Grimm begrüßt die Pläne, Minijobs weitgehend abzuschaffen, da dies ihrer Meinung nach die Beschäftigung unter Geringverdienern fördern würde. Zudem unterstützt sie das Vorhaben, den vorzeitigen Renteneintritt mit 63 Jahren zu streichen und das Renteneintrittsalter an die steigende Lebenserwartung zu koppeln.
Bei der kapitalgedeckten Altersvorsorge sieht sie deutliche Vorteile gegenüber der gesetzlichen Rente, da diese deutlich höhere Renditen biete. Grimm schlägt vor, diese Modelle auch Selbstständigen als Option anzubieten. Eine Pflichtversicherung für diese Gruppe lehnt sie jedoch ab.

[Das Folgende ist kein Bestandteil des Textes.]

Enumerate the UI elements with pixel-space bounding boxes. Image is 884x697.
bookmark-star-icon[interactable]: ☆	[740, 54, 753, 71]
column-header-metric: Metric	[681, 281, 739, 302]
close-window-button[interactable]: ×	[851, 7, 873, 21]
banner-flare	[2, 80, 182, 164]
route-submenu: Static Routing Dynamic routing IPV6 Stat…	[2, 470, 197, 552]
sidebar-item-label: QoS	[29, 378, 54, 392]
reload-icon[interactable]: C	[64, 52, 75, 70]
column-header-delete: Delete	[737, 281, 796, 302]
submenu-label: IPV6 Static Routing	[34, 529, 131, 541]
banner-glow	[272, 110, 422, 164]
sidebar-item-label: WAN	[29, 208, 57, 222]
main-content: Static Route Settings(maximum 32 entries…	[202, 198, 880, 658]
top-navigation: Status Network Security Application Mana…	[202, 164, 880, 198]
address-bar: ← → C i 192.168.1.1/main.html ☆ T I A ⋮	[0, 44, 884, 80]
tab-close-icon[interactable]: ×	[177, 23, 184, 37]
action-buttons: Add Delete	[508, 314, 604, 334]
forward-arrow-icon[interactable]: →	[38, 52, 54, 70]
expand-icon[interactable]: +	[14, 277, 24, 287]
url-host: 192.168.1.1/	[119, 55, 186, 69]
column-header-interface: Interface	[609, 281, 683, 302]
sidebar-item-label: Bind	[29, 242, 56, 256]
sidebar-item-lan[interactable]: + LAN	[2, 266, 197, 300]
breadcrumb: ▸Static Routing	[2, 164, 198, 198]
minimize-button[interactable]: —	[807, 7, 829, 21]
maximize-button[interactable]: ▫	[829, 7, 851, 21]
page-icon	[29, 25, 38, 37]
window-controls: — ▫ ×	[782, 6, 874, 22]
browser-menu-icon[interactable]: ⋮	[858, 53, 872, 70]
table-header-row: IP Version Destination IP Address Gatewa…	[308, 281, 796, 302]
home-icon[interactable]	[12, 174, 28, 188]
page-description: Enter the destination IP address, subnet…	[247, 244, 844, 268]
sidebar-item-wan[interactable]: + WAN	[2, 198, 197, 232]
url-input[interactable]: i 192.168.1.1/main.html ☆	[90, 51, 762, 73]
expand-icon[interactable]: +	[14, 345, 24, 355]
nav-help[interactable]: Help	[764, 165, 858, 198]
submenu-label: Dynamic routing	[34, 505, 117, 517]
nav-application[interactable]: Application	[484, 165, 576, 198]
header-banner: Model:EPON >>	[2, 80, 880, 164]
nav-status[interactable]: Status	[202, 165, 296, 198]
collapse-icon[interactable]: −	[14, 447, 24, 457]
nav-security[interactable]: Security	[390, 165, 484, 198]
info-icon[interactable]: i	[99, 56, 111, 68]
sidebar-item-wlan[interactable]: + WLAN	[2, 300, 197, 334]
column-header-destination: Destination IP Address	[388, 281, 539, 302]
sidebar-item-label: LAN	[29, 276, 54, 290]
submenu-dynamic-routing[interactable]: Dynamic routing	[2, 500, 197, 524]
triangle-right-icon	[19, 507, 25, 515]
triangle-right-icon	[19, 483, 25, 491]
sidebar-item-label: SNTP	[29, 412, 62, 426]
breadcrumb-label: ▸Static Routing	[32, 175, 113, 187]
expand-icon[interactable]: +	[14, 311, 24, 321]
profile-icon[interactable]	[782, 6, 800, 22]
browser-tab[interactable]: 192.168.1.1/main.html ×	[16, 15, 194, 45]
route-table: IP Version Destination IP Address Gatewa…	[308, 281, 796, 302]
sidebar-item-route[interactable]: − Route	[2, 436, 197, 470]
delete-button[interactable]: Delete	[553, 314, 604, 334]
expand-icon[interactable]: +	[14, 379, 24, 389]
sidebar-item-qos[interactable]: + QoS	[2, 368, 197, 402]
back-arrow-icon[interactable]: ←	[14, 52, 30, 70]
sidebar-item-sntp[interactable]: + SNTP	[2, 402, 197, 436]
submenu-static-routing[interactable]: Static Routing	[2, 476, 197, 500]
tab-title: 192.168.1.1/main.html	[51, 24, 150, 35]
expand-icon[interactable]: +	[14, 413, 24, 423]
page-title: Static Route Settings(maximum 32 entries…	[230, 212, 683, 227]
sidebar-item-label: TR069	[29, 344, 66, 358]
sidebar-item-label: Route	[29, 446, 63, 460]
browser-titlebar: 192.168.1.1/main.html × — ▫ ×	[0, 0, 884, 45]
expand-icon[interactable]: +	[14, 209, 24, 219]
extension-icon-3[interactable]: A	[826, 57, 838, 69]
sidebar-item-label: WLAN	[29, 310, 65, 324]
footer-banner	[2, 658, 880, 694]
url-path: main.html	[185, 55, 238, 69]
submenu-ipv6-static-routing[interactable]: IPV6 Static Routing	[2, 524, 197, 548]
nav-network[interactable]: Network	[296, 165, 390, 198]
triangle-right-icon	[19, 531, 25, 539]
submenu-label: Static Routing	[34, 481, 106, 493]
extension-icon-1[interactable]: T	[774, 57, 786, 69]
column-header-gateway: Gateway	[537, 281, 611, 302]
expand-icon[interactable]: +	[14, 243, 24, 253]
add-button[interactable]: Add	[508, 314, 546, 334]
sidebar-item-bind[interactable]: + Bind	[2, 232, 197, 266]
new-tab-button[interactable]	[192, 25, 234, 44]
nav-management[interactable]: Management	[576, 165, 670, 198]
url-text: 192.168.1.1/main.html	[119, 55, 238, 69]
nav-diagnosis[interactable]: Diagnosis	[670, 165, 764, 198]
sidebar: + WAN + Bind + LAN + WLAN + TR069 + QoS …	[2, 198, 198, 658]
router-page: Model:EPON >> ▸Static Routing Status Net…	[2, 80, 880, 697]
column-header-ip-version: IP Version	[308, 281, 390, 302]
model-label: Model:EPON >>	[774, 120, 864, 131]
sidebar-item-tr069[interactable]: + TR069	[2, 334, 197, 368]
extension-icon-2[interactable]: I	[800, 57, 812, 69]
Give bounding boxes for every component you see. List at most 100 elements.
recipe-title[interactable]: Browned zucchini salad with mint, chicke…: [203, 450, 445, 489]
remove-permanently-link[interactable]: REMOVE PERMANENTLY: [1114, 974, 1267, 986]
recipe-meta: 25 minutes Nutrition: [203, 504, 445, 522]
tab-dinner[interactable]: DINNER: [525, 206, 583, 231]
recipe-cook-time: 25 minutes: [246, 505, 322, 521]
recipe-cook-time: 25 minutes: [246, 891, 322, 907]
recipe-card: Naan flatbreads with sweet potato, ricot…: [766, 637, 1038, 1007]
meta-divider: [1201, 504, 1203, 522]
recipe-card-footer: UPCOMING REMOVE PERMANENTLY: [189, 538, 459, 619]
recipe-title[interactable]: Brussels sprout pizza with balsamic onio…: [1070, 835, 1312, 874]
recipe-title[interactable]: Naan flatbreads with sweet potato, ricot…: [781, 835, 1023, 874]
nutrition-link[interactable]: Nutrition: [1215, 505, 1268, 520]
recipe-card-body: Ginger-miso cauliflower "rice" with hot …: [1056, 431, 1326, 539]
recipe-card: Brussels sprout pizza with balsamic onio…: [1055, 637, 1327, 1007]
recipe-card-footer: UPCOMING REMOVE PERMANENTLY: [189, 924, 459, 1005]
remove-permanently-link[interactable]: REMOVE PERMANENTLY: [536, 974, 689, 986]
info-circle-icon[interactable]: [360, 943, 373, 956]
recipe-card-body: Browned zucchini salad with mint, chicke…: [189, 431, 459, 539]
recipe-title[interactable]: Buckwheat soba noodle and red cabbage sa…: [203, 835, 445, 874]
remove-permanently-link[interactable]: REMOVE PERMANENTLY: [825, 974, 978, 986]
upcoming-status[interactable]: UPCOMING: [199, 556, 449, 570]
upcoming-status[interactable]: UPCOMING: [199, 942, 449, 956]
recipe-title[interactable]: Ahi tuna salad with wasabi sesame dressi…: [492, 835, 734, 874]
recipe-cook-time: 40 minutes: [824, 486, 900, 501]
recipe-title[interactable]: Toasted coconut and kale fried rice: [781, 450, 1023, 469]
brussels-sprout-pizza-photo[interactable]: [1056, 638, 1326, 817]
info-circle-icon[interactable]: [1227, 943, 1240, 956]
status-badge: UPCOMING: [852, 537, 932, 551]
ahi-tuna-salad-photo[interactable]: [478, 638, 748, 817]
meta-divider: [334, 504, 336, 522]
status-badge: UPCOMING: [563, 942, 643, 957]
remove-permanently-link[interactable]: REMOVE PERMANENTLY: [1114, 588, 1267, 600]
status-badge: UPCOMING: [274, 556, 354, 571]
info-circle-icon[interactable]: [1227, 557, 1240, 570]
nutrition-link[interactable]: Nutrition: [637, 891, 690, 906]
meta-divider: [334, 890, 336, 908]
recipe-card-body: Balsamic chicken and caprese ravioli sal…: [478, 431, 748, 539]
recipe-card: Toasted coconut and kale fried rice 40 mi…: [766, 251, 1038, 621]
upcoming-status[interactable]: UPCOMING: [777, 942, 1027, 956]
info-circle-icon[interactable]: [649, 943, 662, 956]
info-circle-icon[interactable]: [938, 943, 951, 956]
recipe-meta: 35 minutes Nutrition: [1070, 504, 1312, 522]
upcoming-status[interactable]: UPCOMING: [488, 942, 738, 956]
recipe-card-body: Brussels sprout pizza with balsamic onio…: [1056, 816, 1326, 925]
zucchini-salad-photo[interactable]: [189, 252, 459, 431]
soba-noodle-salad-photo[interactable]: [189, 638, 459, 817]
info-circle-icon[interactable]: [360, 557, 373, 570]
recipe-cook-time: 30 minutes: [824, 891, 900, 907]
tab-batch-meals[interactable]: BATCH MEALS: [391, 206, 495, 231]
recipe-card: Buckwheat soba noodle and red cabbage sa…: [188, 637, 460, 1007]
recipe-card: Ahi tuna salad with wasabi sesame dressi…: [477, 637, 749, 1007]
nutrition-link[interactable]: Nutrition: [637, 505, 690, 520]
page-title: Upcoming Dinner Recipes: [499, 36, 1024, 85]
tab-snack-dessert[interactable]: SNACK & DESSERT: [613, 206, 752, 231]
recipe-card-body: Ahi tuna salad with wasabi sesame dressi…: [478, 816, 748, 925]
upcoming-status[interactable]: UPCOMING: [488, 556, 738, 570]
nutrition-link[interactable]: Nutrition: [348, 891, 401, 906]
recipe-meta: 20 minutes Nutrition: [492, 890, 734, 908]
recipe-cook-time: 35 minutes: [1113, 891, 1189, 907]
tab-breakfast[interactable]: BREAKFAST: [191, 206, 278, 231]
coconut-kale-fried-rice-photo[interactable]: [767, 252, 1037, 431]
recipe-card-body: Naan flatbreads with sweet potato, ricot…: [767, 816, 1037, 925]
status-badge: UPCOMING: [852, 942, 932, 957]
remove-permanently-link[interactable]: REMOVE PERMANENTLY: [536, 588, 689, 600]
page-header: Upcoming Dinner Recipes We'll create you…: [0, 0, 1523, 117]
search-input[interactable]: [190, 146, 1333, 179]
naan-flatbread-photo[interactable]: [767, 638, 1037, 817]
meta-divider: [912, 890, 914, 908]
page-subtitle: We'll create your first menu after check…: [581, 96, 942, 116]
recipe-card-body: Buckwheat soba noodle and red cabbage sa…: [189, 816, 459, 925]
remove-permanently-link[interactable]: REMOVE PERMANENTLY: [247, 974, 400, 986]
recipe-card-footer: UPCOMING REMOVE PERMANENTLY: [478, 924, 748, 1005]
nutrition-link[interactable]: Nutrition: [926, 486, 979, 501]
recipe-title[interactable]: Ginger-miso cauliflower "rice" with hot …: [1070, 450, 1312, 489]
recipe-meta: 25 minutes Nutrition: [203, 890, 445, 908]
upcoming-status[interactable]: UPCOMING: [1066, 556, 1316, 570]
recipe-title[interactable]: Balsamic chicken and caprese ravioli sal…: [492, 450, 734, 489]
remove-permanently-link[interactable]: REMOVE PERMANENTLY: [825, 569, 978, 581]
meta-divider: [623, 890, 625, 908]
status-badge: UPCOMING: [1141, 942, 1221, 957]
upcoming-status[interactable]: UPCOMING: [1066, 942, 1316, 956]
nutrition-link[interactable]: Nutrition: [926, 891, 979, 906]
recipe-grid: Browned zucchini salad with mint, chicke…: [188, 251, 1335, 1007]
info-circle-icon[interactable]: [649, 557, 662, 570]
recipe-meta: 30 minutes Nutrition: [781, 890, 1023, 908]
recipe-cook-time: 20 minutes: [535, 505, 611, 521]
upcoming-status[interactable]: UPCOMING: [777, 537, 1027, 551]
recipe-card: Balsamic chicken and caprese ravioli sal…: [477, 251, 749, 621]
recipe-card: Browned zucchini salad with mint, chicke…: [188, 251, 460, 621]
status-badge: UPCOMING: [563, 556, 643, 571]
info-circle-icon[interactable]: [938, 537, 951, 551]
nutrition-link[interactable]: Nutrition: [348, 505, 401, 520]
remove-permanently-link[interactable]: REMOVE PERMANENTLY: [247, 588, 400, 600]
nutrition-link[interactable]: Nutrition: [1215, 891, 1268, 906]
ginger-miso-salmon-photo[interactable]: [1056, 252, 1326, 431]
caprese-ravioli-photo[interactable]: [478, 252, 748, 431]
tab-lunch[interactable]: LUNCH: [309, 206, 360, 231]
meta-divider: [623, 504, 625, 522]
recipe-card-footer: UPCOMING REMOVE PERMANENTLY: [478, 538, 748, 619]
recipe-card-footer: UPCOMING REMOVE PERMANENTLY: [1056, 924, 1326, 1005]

Kritisch steht Grimm zudem der Idee gegenüber, Beamte in die gesetzliche Rentenversicherung einzubeziehen. Ihre Haltung umfasst somit die Unterstützung für die Abschaffung der meisten Minijobs und die Anbindung des Renteneintrittsalters an die Lebenserwartung. Gleichzeitig bleibt sie skeptisch gegenüber einer Rentenversicherungspflicht für Selbstständige sowie der Integration von Beamten in das staatliche System.